Initially, a partial obstruction results. Overtime, this progresses to a complete obstruction, with obstruction of venous return, arterial occlusion and avulsion of vessels. The intestinal walls become oedematous, ischaemic and turgid, resulting in devitalisation if not treated. Adhesion can occur in long standing cases due to fibrin deposition.
Diagnosis
Clinical Signs
Acute Intussusception
- Vomiting
- Diarrhoea; bloody mucoid faeces
- Abdominal pain
- Palpable sausage-shaped mass in the abdomen
- Tenesmus; in cases of ileocaecocolic intussusception
- Haematochezia; in cases of ileocaecocolic intussusception
Chronic Intussusception
- Intermittent diarrhoea
- Depression, anorexia and emaciation
Diagnostic Imaging
Radiography
- Plain abdominal radiography may reveal obstruction in the intestines. This, however, may not be present in cases of partial, chronic or intermittent intussusception. Jejunojejunal intussusception is reported to show signs of obstruction more commonly compared to ileocolic intussusception. A mass may be seen on radiograph.

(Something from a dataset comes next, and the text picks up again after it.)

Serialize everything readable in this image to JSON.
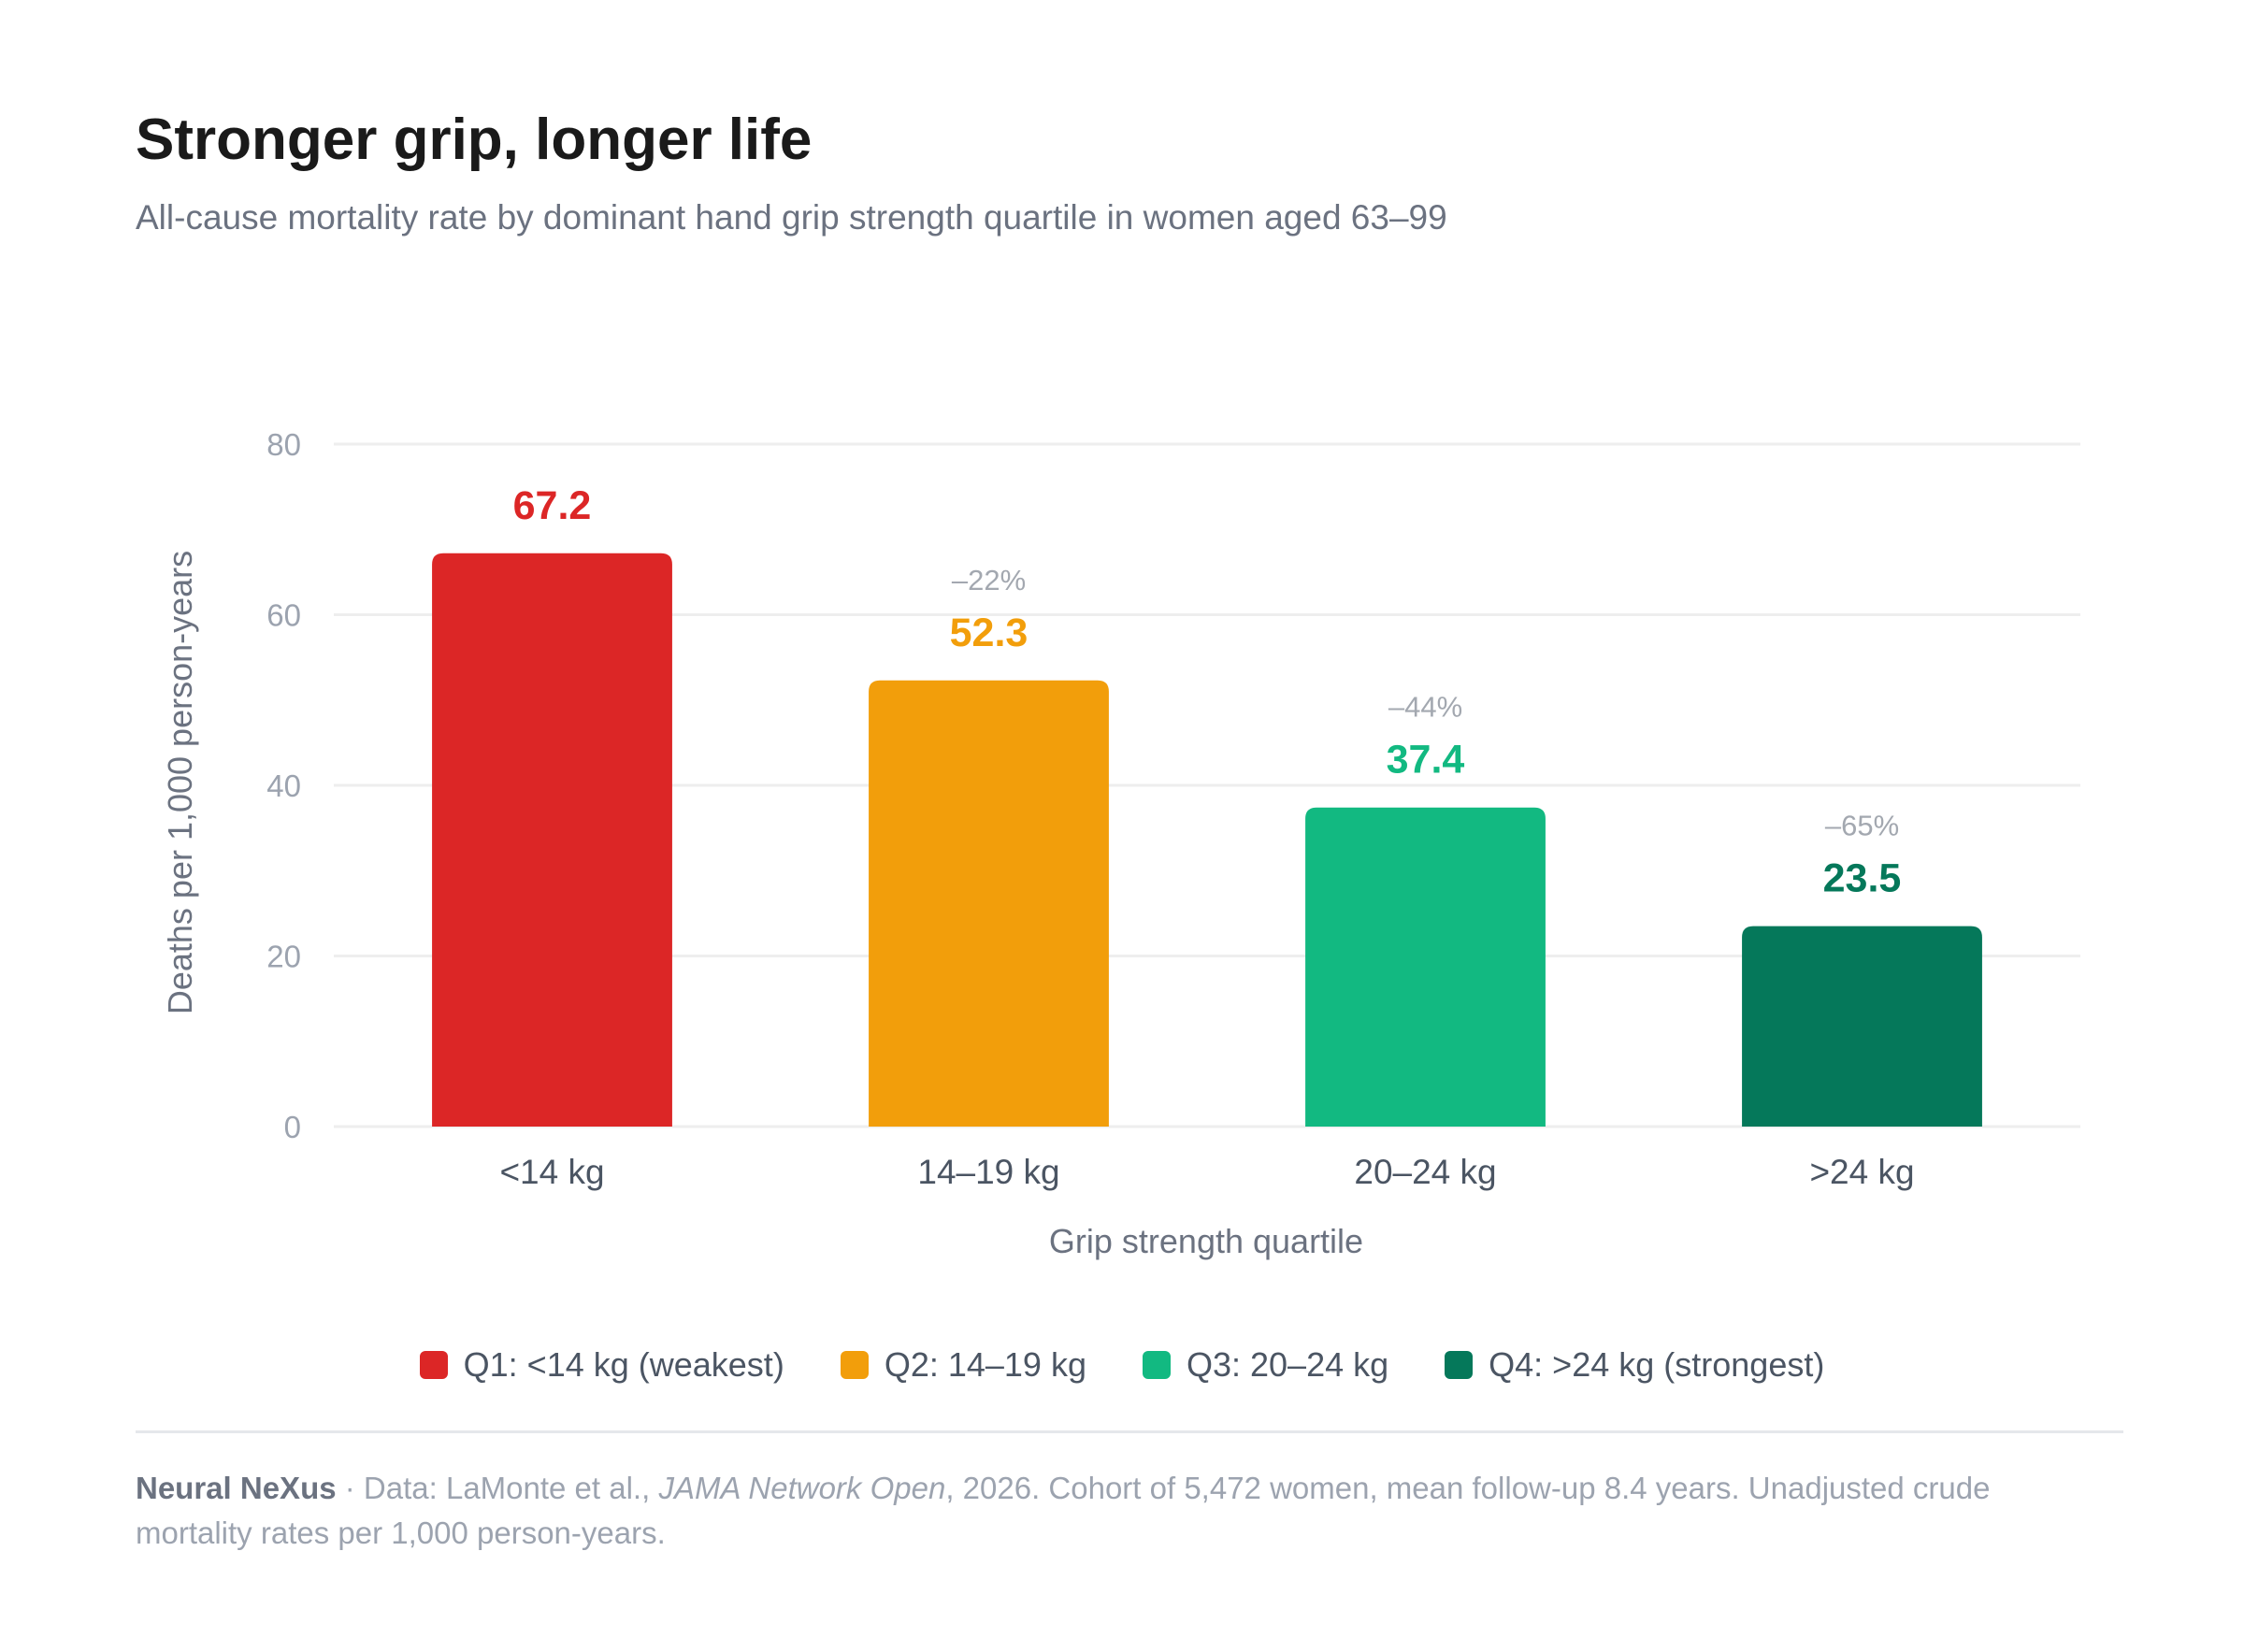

- A barium enema or upper gastrointestinal contrast study can be useful in identifying the site of obstruction. This should be used with care as leakage of contrast into the abdominal cavity will result in peritonitis.
Ultrasonography
Abdominal ultrasound is a good diagnostic tool for intussusception. On a transverse section, a hyperechoic target mass in the centre with multiple hyperechoic and hypoechoic concentric ring is seen. On a longitudinal section, multiple hyperechoic and hypoechoic lines are seen. The intestines may also be hypomotile and proximal fluid accumulation can occur.
Colonoscopy
This can be used to identify ileocolic or caecocolic intussusception.
Treatment
Medical
This may be used in causes where the intussusception can be reduced manually through the skin.
Surgery
Fluid therapy and correction of any electrolyte and acid-base derangements should be carried out as soon as possible. Surgery is usually required to manually reduce or resect and anastomosis or both. This decision depends on the viability of the intestines, as determined by the colour, vascular supply and presence or absence of peristalsis. Risks of complications include dehiscence of site of anastomosis, peritonitis, recurrence (11-20%, most common within 1-5 days post surgery), ileus, intestinal obstruction and short bowel syndrome. Recurrence can be treated with motility altering drugs or intestinal pexy or plication. It is important to preserve as much of the intestine as possible to avoid short bowel syndrome.
Prognosis
This depends on the location, completeness and period of the intusussception. The prognosis is good in animals treated with early surgical intervention and aggressive supportive care. The prognosis is worse for animals with perforated intestine and peritonitis.
References
- Barreau, P. (2008) Intussusception: Diagnosis and Treatment 33rd WSAVA Congress
- Ettinger, S.J. and Feldman, E. C. (2000) Textbook of Veterinary Internal Medicine Diseases of the Dog and Cat Volume 2 (Fifth Edition) W.B. Saunders Company.
- Fossum, T. W. et. al. (2007) Small Animal Surgery (Third Edition) Mosby Elsevier
- Hall, E.J, Simpson, J.W. and Williams, D.A. (2005) BSAVA Manual of Canine and Feline Gastroenterology (2nd Edition) BSAVA
- Nelson, R.W. and Couto, C.G. (2009) Small Animal Internal Medicine (Fourth Edition) Mosby Elsevier.